Login without password

Auto-login configuration is described here : Setup ssh for auto login

Additional software

Additional software are provided by the module environment: click here

Frequent Asked Questions (FAQ)

  • Question : How can I copy files from my home to the regor2 /scratch directory ?

    Answer : Using rsync. Assuming you are on your home:

    rsync -av my_file_on_my_home.dat regor2:/sratch/my_username/.
    
  • Question : How can I copy files from the regor2 /scratch directory to my home ?

    Answer : Using rsync. Assuming you are on your home:

    rsync -av regor2:/sratch/my_username/my_file_on_regor2.dat .
    
  • Question : How can I set the node I want to run on, when using srunx ?

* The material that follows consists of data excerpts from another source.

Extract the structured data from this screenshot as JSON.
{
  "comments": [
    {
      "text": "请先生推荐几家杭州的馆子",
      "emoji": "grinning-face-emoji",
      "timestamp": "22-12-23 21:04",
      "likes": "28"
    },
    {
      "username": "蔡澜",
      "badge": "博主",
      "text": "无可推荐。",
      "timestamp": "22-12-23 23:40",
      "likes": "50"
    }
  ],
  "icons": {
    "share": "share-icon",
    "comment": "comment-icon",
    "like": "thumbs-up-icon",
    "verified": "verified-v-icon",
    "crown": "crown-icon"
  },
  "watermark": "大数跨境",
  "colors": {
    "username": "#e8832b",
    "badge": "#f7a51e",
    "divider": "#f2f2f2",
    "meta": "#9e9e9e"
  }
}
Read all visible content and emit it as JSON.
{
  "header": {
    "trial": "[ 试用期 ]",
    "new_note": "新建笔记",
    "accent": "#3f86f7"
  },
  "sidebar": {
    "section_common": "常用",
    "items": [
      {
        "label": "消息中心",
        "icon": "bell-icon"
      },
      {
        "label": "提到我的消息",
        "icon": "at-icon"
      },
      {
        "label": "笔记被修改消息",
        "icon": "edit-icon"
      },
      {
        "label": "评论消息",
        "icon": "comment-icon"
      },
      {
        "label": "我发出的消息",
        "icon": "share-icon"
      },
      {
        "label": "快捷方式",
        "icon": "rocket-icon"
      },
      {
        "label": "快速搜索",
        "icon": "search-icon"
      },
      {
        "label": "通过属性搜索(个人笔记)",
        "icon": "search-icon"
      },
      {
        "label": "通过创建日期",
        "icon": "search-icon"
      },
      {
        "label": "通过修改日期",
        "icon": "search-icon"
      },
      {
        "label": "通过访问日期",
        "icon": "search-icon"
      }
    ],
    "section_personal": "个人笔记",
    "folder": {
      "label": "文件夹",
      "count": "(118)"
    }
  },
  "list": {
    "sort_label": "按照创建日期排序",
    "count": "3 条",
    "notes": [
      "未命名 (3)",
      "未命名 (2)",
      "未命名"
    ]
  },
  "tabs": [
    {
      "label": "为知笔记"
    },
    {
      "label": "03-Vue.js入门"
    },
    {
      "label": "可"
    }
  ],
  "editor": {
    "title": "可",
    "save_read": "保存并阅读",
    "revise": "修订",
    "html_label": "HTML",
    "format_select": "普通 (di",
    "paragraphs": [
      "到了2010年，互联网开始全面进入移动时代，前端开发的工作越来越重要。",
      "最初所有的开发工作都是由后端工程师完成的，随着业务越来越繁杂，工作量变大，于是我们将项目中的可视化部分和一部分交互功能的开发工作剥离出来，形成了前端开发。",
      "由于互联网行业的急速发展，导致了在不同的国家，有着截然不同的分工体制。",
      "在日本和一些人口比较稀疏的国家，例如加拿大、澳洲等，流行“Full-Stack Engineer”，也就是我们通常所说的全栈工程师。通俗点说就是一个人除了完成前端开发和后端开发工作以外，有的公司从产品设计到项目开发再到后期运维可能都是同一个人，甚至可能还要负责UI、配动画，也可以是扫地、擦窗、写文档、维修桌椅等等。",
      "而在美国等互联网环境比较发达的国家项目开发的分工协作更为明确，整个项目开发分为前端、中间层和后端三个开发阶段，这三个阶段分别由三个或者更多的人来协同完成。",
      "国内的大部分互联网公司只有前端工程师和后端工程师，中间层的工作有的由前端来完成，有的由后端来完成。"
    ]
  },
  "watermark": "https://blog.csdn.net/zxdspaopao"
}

    Answer : srunx is an alias to the command:

    srun -p r3 --x11=all -n1 -N1 --pty --preserve-env --mpi=none /bin/bash
    

    If you want to specify the note, you need to add the option -w, for example:

    srun -p r3 --x11=all -n1 -N1 --pty --preserve-env --mpi=none -w node081 /bin/bash
    

    will send you to the node node081.

  • Question : Sometimes I get the following message when using srunx, and the display doesn’t work:

    user@regor2:~$ srunx
    srun: error: x11: unable to connect node node078
    user@node078:~$ nedit
    NEdit: Can't open display
    

    Answer : type:

    ssh-keygen -R  node078
    

    and try srunx again.